Later, Sweet would blame it on that bubbly reporter and her questions, plus the phone call afterward, nosy old Claudi
e Ott wanting to know if Sweet had seen the twelve o’clock news. “My stars,” Claudie said, “we never had even one person from this town on the Tulsa news, much less two—you and Arvin! I wisht my boy Leon had been here to see it. But they’ll run it again at five, don’t you reckon?” Sweet stood in the kitchen thinking, yes, more than likely they would run it again at five, and then it wouldn’t be just a handful of stay-at-home busybodies but the whole blamed town who would see it. Especially after Claudie Ott got done calling. Sweet threw on some sweatpants, told the boys she was going to the store and she’d better not hear one peep about them fighting. If they behaved themselves, she said, she’d bring them a treat. Then she left the house, but she didn’t turn west on the highway toward Roy’s Cardinal Food Store in Wilburton; she turned east, toward the Poteau Walmart. A thirty-mile drive. She needed to clear her head, she told herself. She needed to shop economically for her family.

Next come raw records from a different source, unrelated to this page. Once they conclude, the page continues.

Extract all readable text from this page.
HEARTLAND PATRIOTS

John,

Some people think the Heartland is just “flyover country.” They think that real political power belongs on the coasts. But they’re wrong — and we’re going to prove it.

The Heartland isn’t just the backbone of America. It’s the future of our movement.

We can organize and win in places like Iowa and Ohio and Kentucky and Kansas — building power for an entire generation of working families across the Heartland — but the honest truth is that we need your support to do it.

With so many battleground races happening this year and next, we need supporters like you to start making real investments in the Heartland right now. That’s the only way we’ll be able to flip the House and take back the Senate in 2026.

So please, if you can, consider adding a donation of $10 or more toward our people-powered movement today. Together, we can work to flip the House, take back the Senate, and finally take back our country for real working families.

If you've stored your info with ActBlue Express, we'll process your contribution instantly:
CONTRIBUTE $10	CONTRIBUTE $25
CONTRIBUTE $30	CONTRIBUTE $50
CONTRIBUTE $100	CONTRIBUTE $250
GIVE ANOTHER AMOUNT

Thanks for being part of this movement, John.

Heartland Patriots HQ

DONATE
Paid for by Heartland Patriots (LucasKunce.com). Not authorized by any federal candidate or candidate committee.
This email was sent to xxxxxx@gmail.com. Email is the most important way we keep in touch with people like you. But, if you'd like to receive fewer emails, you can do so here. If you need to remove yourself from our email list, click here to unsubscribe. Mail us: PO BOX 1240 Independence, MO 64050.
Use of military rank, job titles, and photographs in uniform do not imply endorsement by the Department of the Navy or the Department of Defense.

What she really needed, what she wanted, was to escape. If she could have, she’d have just kept going, on around the Poteau bypass to Fort Smith and hopped on I-40, headed east to Memphis, to Nashville, to . . . she’d never been past Nashville, she didn’t even know what was out there, but she wanted to go there, go anywhere, just keep going and not have to think back to the drive home from the hospital last night, how she’d found herself humming a praise-and-worship song behind the wheel—humming! rejoicing!—because the surgeon had told her that Mr. Bledsoe couldn’t come home, he would have to go to a rehab facility after the surgery. How she’d picked up the boys from the preacher’s sweet-faced wife with barely a thank you and sent them off to bed without mentioning what they’d been through that day—finding the old man splayed and bawling with pain in the hall; that was the preacher’s word, splayed, she could only imagine what that looked like—just so she could sit in the front room and flick through the channels over and over, waiting for Terry to get home. The terrible gaping black feeling like maybe he wasn’t coming home again, ever, and worse: the silent hope that he would stay gone. Because how was she going to tell him? What would she say? She couldn’t come up with any non-self-incriminating way to start the conversation, and so the minute she heard his truck out front she had snapped off the TV and rushed to the bedroom, crawled under the covers, pretending to be asleep, pretending all was well, all was normal, no need for him to walk back to the rear bedroom and see the empty bed, the turned-over wheelchair, his stepgrandfather gone.